El partido que abre el Grupo I del Mundial 2026 enfrenta a dos selecciones con argumentos ofensivos de primer nivel y dudas atrás. Francia, favorita teórica, llega tras una preparación en la que su defensa ha mostrado más grietas de lo habitual. Senegal, por su parte, aspira a repetir la gesta de 2002 y cuenta con armas para hacer daño. La combinación de ambos factores convierte al mercado de más de 2,5 goles en una opción con fundamento sólido.
Ataque brillante, defensa vulnerable
Francia ha desplegado en sus últimos amistosos un fútbol ofensivo vistoso, pero también ha encajado goles con demasiada facilidad. Ante Irlanda del Norte, a pesar del 3-1 final, los de Deschamps sufrieron para mantener la portería a cero y concedieron una ocasión clara que acabó en gol visitante. Peor fue el encuentro frente a Costa de Marfil, donde perdieron 1-2 tras una segunda parte en la que los africanos les superaron por velocidad y profundidad.
La alineación probable, con un 4-2-3-1 muy ofensivo con Mbappé, Olise, Dembélé y Doué, busca dominar desde el inicio, pero expone a la defensa. Upamecano y Saliba, aunque son centrales de élite, han mostrado desconexiones puntuales. Además, el doble pivote Tchouaméni-Rabiot no siempre logra cubrir los espacios que dejan los laterales adelantados. El propio Deschamps ha reconocido el desafío de encontrar el equilibrio.
Senegal: la misma moneda
Senegal también ha evidenciado problemas defensivos en su preparación. La derrota por 3-2 ante Estados Unidos fue un claro ejemplo: los Leones fueron arrollados en la primera parte, con una zaga que Wiwsport calificó de «naufragio total». La vuelta de Koulibaly e Idrissa Gueye, ambos recuperados de sus lesiones, aporta liderazgo y experiencia, pero la solidez colectiva todavía está por demostrar.
En ataque, sin embargo, Senegal tiene calidad para inquietar a cualquier defensa. Sadio Mané sigue siendo el referente, apoyado por la velocidad de Ismaïla Sarr y la movilidad de Nicolas Jackson. Pape Thiaw, su seleccionador, ha asegurado que el equipo mostrará su «verdadera versión» y no se refugiará atrás. Con un planteamiento valiente, es previsible que los senegaleses generen ocasiones y, probablemente, marquen.
Estrellas ofensivas y motivación extra
Francia cuenta con un arsenal ofensivo de primer orden.
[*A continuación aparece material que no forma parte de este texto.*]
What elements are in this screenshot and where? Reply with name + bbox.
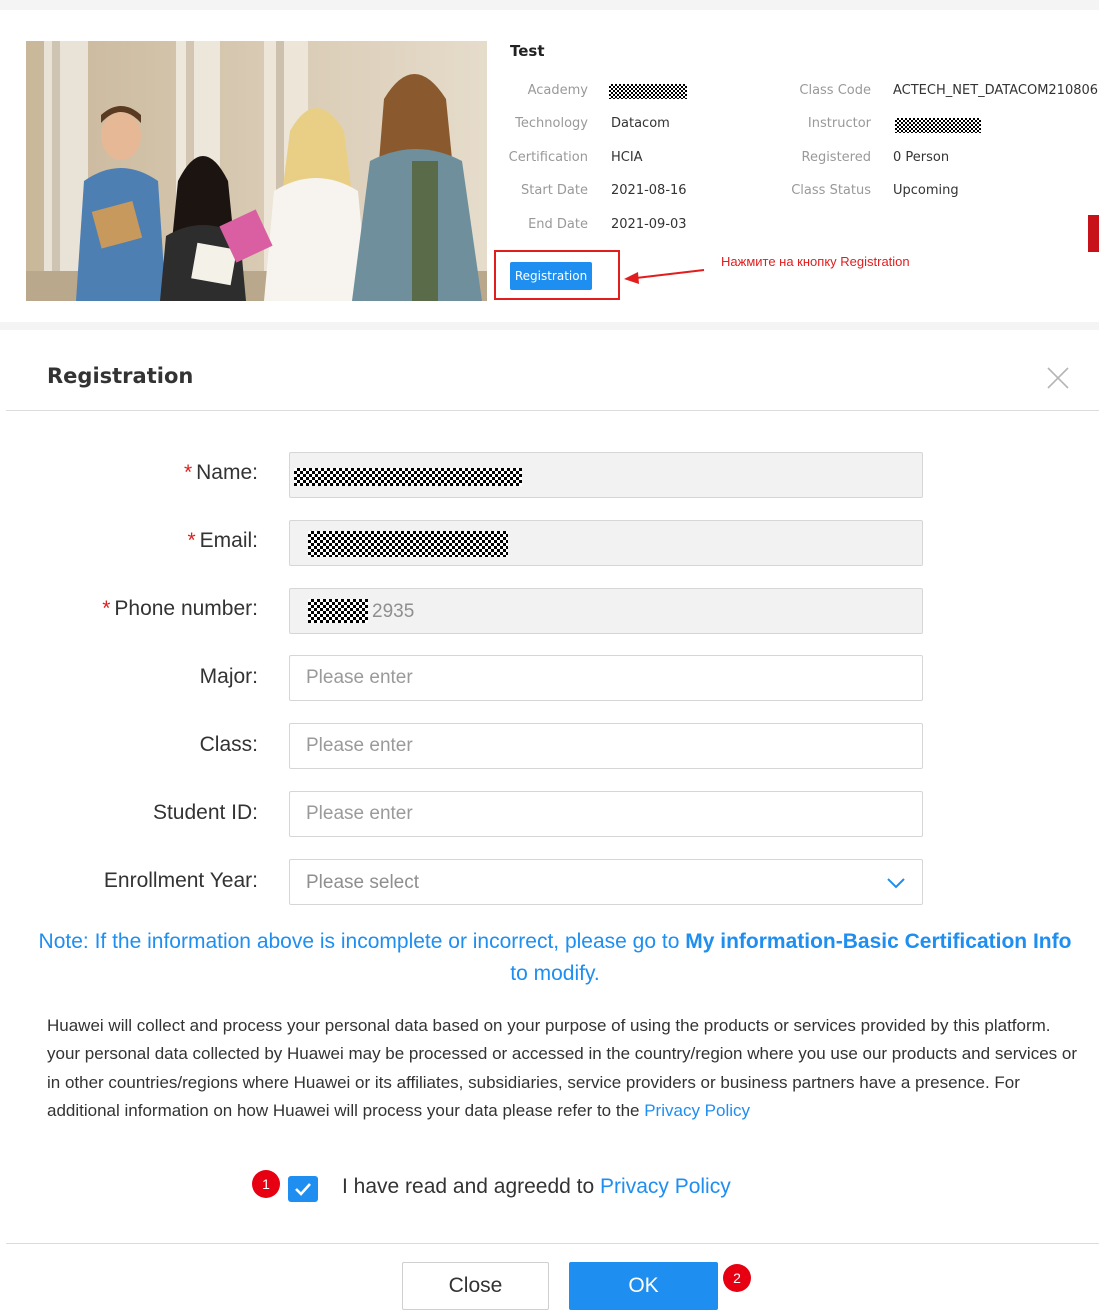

Kylian Mbappé es la gran amenaza, pero Michael Olise llega en un estado de forma espectacular tras su hat-trick ante Irlanda del Norte. Dembélé y Doué añaden desequilibrio por bandas. Senegal, por su parte, no se queda atrás: Mané, Jackson y Sarr forman un tridente que combina experiencia, potencia y desmarque.
El contexto de un partido inaugural de Mundial añade un plus de intensidad. Senegal recuerda con orgullo su victoria sobre Francia en 2002 y sueña con repetir la hazaña. Los jugadores han declarado su ambición de imponerse y demostrar su valía. Francia, por el contrario, quiere evitar un tropiezo temprano y empezar con buen pie. Ambas mentalidades invitan a un duelo abierto, sin especulación, donde los dos equipos buscarán la portería contraria desde el pitido inicial.
Los números de la pretemporada son claros: Francia ha encajado en ambos amistosos, Senegal ha recibido tres goles en su último partido serio. La calidad ofensiva de ambos bandos, sumada a la vulnerabilidad defensiva y a la motivación del debut, hace pensar que el partido tendrá un ritmo alto y, muy probablemente, al menos tres goles. La cuota ofrecida por el mercado infravalora ligeramente esta posibilidad, lo que convierte al over 2,5 en una apuesta con argumentos consistentes.